Each time you open your liftgate, you're compressing the gas inside the trunk strut so that it stays up. Mineral oil dampens this movement so that the door doesn't open too quickly. If the liftgate starts springing outwards like a jack-in-the-box, then your struts have leaked out the oil. Conversely, if your liftgate starts closing slowly instead of staying up overhead, it could be because there isn't enough gas in the struts' chambers.

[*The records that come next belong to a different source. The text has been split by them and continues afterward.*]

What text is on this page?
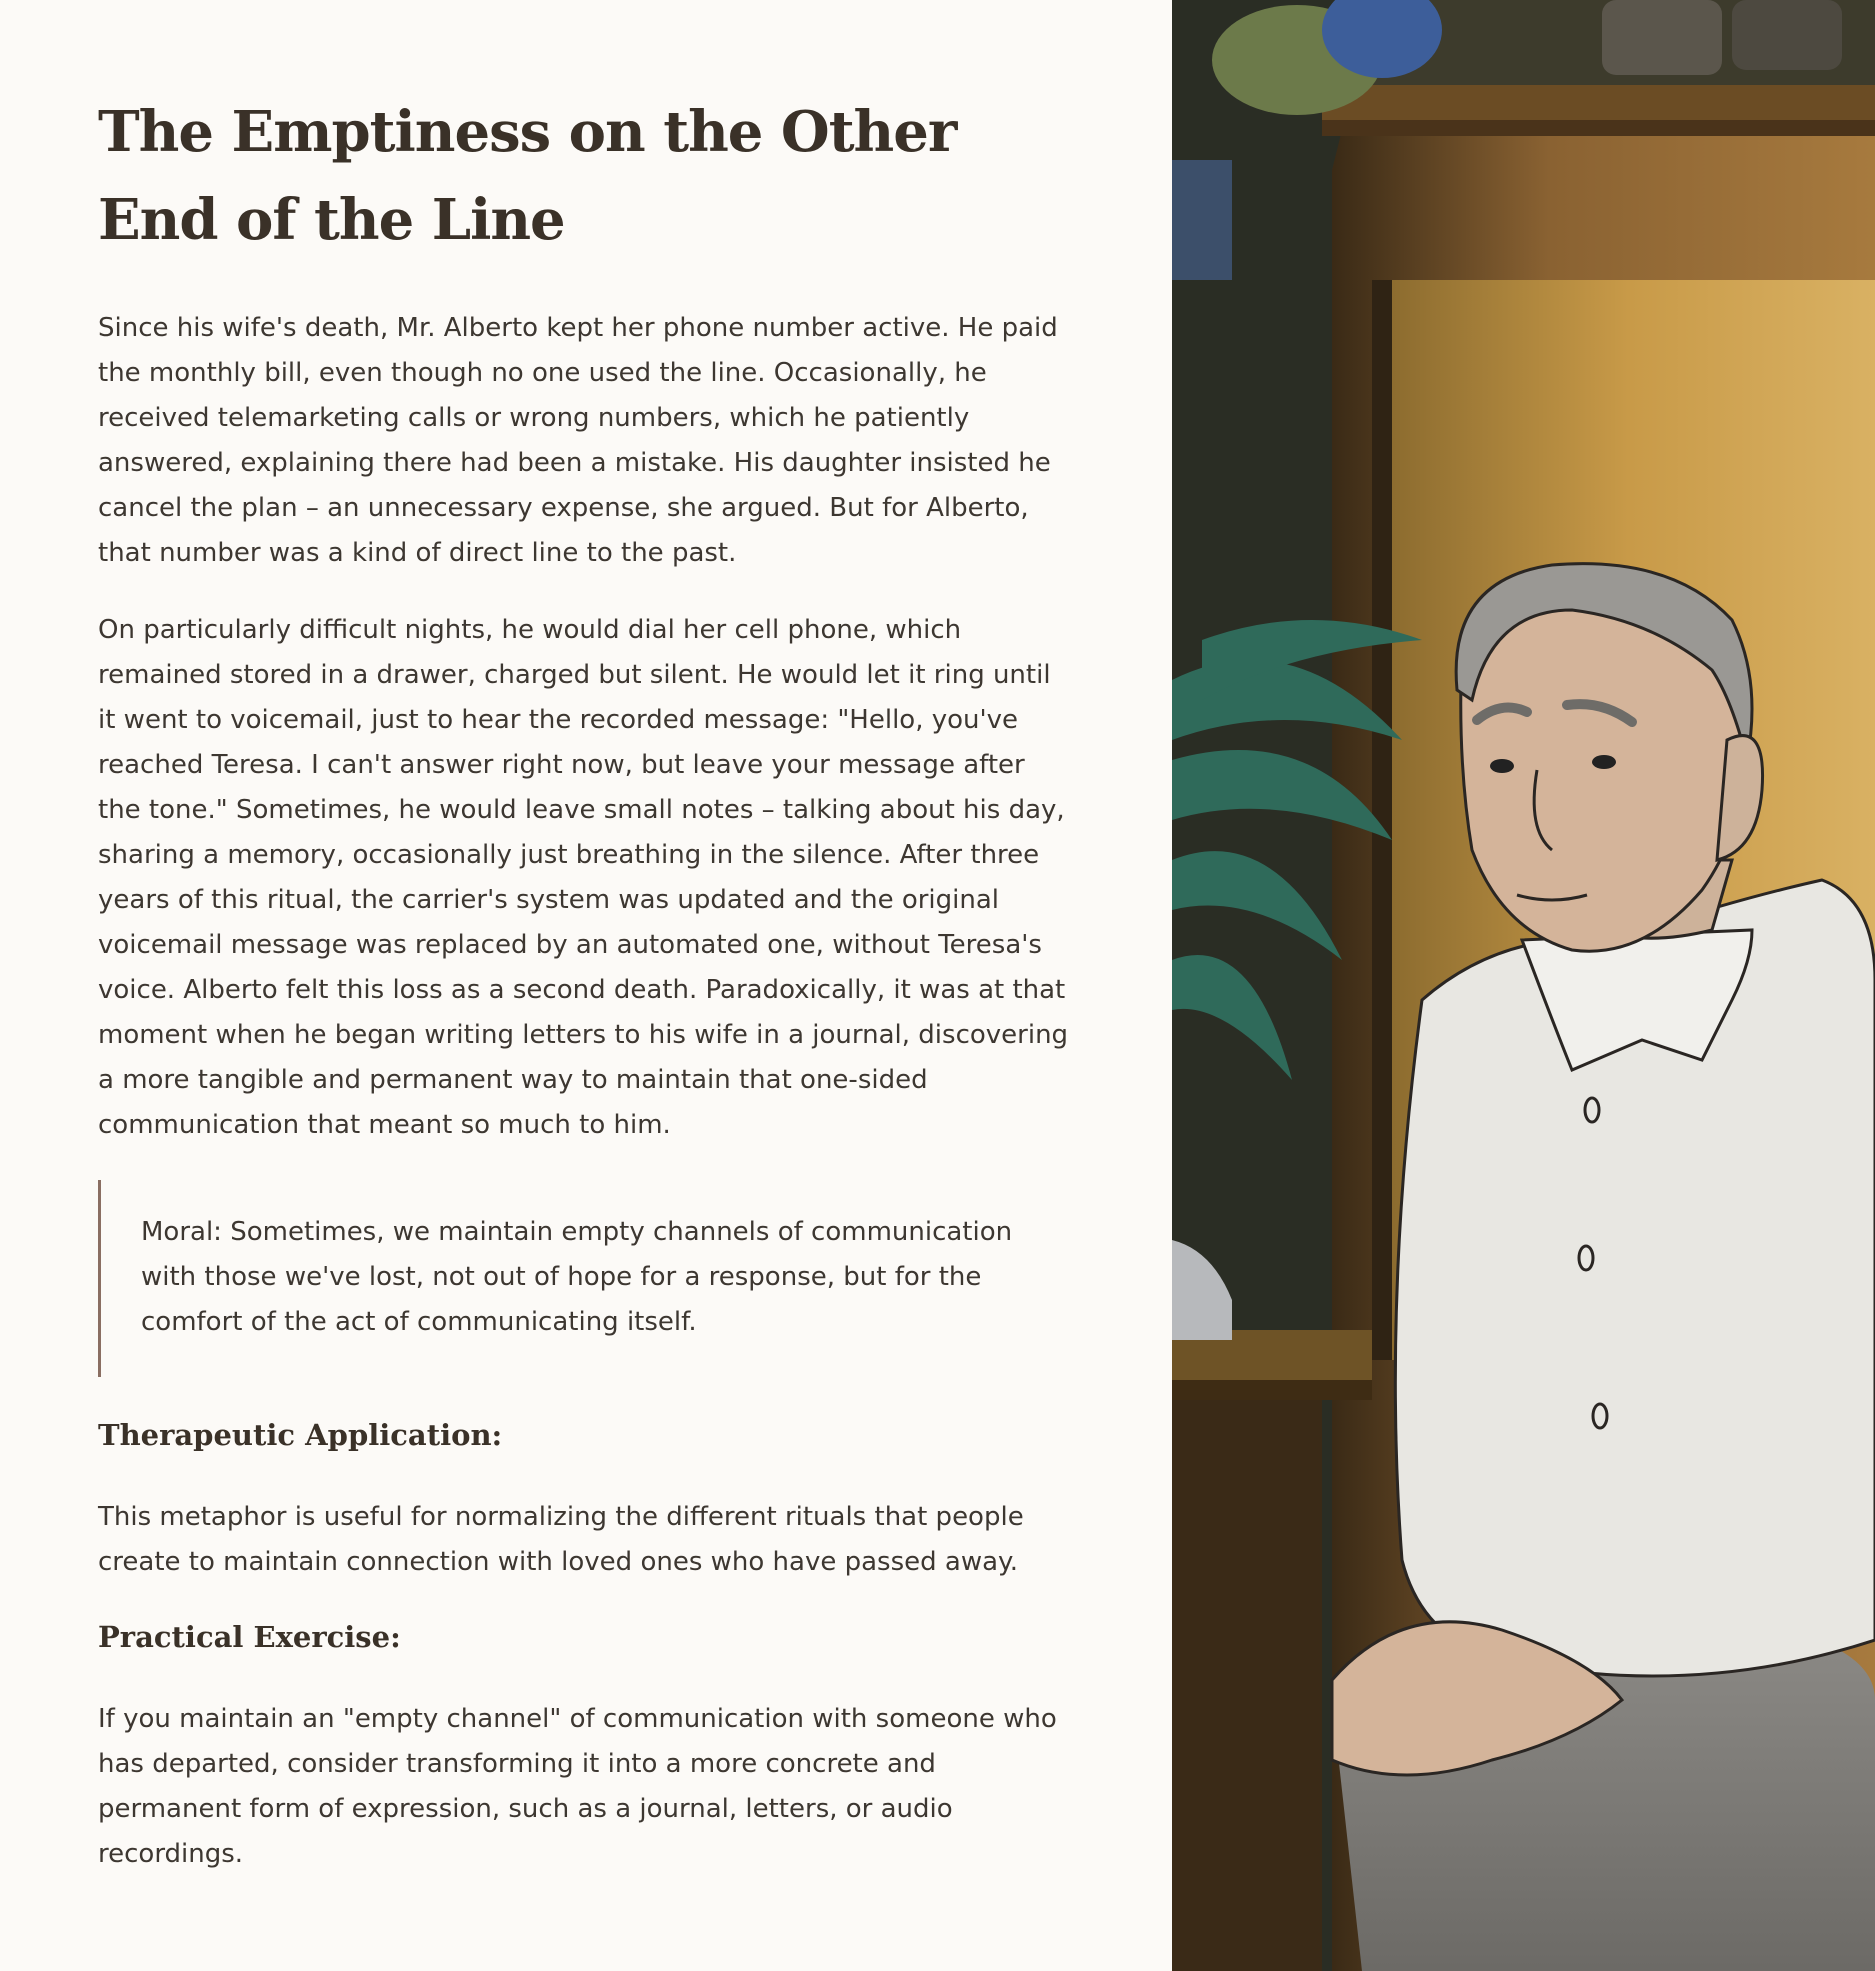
The Emptiness on the Other End of the Line

Since his wife's death, Mr. Alberto kept her phone number active. He paid the monthly bill, even though no one used the line. Occasionally, he received telemarketing calls or wrong numbers, which he patiently answered, explaining there had been a mistake. His daughter insisted he cancel the plan – an unnecessary expense, she argued. But for Alberto, that number was a kind of direct line to the past.

On particularly difficult nights, he would dial her cell phone, which remained stored in a drawer, charged but silent. He would let it ring until it went to voicemail, just to hear the recorded message: "Hello, you've reached Teresa. I can't answer right now, but leave your message after the tone." Sometimes, he would leave small notes – talking about his day, sharing a memory, occasionally just breathing in the silence. After three years of this ritual, the carrier's system was updated and the original voicemail message was replaced by an automated one, without Teresa's voice. Alberto felt this loss as a second death. Paradoxically, it was at that moment when he began writing letters to his wife in a journal, discovering a more tangible and permanent way to maintain that one-sided communication that meant so much to him.

Moral: Sometimes, we maintain empty channels of communication with those we've lost, not out of hope for a response, but for the comfort of the act of communicating itself.

Therapeutic Application:

This metaphor is useful for normalizing the different rituals that people create to maintain connection with loved ones who have passed away.

Practical Exercise:

If you maintain an "empty channel" of communication with someone who has departed, consider transforming it into a more concrete and permanent form of expression, such as a journal, letters, or audio recordings.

If your liftgate suddenly falls on you and gives you a shiny new bump on the head, then you're quite likely right to blame your dirty struts. If you haven't cleaned them regularly, they might have acquired a lot of dirt and grit over time. These added layers of grime make it harder for the strut to work properly. Cracks and scratches due to binder rod clamps might also break your trunk struts, so be careful when putting them onto your Durango.
If your trunk struts suddenly got stuck and you find it difficult to open or close the door, it could be because one of the struts expanded. You'll need to apply gentle force to it so it can compress back into its slider. Afterwards, you can remove this part easily and replace it with a new one.